We've got to get away from pork-barrelling ... this sense that you only hand out stuff around election time. We've got to get away from this notion of just football grounds or sports stadiums or local halls to investing in communities, investing in our skills and our youth, our education.

I agree totally with Simon Crean—the problem is, he did not follow his own guidelines. He just started handing out things to mates: $8 million went to Tony Windsor for one building in Armidale, Freeman House; $6.2 million went to the member for Denison. But the Labor Party regional seats in Tasmania got nothing at all. I think $7 million went to an art gallery in Newcastle. As I said, there was $10 million for a sports stadium. This is extremely inappropriate expenditure of our funds. This fund is not a big fund but it is a fund that means so much. At the end of all this, I think only 6.3 per cent of the applicants got money. We were accused of pork-barrelling, but when we were running our program 72 per cent of the applicants got funding. Now it has become quite ridiculous.
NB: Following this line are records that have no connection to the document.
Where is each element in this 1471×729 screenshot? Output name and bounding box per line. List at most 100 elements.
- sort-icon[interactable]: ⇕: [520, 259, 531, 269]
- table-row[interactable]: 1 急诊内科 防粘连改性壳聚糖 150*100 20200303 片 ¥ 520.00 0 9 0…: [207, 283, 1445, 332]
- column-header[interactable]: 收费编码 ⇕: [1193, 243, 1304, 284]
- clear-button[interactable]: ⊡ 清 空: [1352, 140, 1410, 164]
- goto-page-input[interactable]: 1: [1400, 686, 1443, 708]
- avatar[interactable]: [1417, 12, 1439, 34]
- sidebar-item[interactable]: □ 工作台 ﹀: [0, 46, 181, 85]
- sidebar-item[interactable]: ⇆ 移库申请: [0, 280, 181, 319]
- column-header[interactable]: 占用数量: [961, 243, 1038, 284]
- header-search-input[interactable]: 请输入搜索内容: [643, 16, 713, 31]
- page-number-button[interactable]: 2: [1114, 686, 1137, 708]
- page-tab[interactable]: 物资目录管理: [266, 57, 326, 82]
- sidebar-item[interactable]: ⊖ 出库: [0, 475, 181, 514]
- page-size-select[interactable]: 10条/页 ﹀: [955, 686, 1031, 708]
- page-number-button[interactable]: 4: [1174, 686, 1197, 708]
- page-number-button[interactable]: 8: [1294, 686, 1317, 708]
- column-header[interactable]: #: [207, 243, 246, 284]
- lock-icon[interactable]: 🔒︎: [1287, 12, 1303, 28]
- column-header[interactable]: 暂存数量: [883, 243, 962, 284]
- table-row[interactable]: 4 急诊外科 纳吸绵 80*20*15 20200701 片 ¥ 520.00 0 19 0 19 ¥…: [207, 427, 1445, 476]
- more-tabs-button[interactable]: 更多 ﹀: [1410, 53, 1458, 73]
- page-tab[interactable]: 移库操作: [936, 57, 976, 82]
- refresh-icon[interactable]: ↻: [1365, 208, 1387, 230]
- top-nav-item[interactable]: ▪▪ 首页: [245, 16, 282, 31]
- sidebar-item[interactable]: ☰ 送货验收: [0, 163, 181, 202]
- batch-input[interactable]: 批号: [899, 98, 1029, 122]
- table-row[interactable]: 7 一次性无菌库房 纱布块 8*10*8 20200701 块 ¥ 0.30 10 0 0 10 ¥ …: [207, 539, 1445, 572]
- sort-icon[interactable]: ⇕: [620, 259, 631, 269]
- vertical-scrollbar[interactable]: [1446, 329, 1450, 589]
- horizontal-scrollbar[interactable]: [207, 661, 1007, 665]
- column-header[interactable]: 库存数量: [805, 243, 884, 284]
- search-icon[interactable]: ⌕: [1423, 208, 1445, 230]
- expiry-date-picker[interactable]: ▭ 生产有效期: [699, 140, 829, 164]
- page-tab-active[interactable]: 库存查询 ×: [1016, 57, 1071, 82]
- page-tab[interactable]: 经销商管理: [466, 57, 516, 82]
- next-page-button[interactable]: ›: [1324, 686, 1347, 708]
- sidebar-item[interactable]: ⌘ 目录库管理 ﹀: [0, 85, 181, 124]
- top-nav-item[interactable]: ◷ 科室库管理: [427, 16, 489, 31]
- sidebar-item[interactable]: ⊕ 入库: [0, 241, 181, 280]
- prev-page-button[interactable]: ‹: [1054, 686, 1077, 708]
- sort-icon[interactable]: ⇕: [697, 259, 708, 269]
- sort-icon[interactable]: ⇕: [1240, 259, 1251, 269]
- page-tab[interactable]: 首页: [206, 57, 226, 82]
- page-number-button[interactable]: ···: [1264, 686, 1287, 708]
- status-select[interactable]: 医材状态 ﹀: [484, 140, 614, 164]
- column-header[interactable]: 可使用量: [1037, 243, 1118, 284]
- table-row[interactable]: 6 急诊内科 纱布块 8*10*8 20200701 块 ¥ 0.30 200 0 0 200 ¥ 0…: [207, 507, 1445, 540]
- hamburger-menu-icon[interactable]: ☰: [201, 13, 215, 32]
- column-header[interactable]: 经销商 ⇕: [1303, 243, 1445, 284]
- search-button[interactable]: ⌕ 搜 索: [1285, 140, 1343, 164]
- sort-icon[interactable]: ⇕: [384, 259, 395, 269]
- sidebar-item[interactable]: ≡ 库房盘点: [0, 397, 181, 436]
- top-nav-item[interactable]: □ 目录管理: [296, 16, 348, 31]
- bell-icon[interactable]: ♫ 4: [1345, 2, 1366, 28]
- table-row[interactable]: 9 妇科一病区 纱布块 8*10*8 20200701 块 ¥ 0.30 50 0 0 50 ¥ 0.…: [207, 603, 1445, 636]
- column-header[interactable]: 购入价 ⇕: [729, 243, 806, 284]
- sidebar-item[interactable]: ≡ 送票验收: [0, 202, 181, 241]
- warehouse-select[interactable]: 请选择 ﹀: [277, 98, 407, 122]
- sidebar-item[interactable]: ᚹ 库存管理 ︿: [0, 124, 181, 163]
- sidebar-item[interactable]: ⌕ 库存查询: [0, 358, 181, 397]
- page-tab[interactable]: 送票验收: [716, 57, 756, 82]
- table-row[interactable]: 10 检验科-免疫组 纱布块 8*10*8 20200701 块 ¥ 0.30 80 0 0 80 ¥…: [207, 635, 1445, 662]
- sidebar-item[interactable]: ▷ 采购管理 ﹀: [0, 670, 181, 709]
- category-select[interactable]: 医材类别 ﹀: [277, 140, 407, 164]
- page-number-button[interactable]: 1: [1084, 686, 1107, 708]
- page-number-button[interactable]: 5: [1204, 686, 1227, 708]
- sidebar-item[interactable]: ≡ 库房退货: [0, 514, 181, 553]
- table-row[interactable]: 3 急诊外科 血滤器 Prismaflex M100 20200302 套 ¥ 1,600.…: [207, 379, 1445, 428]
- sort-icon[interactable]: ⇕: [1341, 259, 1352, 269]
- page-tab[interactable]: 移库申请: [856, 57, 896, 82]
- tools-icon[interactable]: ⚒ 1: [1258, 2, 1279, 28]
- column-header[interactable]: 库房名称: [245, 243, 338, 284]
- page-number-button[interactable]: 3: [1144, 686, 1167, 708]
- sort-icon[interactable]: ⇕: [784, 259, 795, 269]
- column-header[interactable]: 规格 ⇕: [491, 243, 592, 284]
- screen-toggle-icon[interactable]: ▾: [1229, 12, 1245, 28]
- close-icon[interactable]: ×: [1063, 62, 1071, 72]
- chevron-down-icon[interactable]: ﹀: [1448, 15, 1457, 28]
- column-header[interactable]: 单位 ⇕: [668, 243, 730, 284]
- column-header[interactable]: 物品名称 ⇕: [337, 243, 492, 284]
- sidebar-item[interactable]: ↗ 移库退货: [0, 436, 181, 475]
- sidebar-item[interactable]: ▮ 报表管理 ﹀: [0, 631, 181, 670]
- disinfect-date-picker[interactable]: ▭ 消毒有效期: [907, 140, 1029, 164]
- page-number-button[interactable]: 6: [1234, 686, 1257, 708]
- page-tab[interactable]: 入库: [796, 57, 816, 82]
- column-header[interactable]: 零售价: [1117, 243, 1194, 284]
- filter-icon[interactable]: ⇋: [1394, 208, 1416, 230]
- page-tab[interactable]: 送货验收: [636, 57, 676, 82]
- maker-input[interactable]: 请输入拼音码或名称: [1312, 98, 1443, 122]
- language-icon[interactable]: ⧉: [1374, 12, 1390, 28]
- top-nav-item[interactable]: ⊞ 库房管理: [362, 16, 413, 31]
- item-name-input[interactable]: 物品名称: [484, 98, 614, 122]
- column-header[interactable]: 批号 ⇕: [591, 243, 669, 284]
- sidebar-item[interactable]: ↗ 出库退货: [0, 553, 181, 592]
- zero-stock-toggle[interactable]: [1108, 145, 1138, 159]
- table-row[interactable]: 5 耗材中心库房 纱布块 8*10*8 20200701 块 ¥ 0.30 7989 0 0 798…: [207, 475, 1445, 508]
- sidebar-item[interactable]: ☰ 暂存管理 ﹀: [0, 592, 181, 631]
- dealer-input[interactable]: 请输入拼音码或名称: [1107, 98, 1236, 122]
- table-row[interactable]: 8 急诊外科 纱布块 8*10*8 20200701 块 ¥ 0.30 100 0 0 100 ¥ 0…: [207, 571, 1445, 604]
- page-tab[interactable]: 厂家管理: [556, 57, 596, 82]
I think when the Labor Party are handing out money like this they are preparing for an election. Janelle Saffin got herself $3.2 million for a hall. What do you say to all those other people who put so much effort into filling out these applications to be part of this process because they thought the process was genuine? It obviously was not. We have to be fair dinkum—'regional' has to mean authentically regional. The largest amount of funding with a nominal 'regional' in front of it has gone to a road around Perth airport—$480 million. Unless that road goes all the way to Kalgoorlie, I cannot see how you can call it regional. For me, regional is personified by dark starry nights and furry animals on the road; long drives and CDs—basically, remoteness. It is not just that some of these places got money—good luck to them; it is the amount that they got. Massive amounts of money have been delivered to places like Perth. The centre in Hobart that looks after Antarctic expeditions got money. Good luck to them, but under this scheme Hobart is now a regional town and Perth is now a regional town. This is absurd.

The myregion website is a classic example of Labor Party management. For a long while all this website had was a photo competition for regional Australia. At first it had three photos, and they were a photo of the Sydney Harbour Bridge—there is an interesting part of regional Australia—a photo of the Gold Coast and I think a photo of a paddock. On inquiring into this, we found out that the website has currently got seven people looking after it and so far it has cost the Australian taxpayer in excess of $400,000 to run. This is why we start running out of money.

Last week I thought the government had a good week because they only borrowed $200 million. But I saw on Sunday that they have extended their debt again, by another $1.7 billion. They have in excess of $215 billion in gross debt. They talk about a surplus and say that in a couple of years time they might get a $1 billion surplus or a $2 billion surplus, but they borrowed more than that in the last fortnight. We are going to have to pay this money back. It all has to be paid back. That sort of amount—$1,700 million—equates to around 3,500 average-priced houses. This is happening day after day, week on week, under the auspices of the treasurer of the millennium, Wayne Swan. I know those opposite might be thinking about changing their leader. I know there are few concerns there, and I hear that the Treasurer, Mr Wayne Swan, was talking very intently to a person called Mr Smith over at CHOGM. They were locked away in a corner, having a long, deep and meaningful discussion about the future of the Labor Party. What I can say to Mr Smith, if he is about to get the mantle—I also watched the foreign minister, Kevin Rudd, give a little expose on stage—is this: if you are going to change the sheets, change both of them.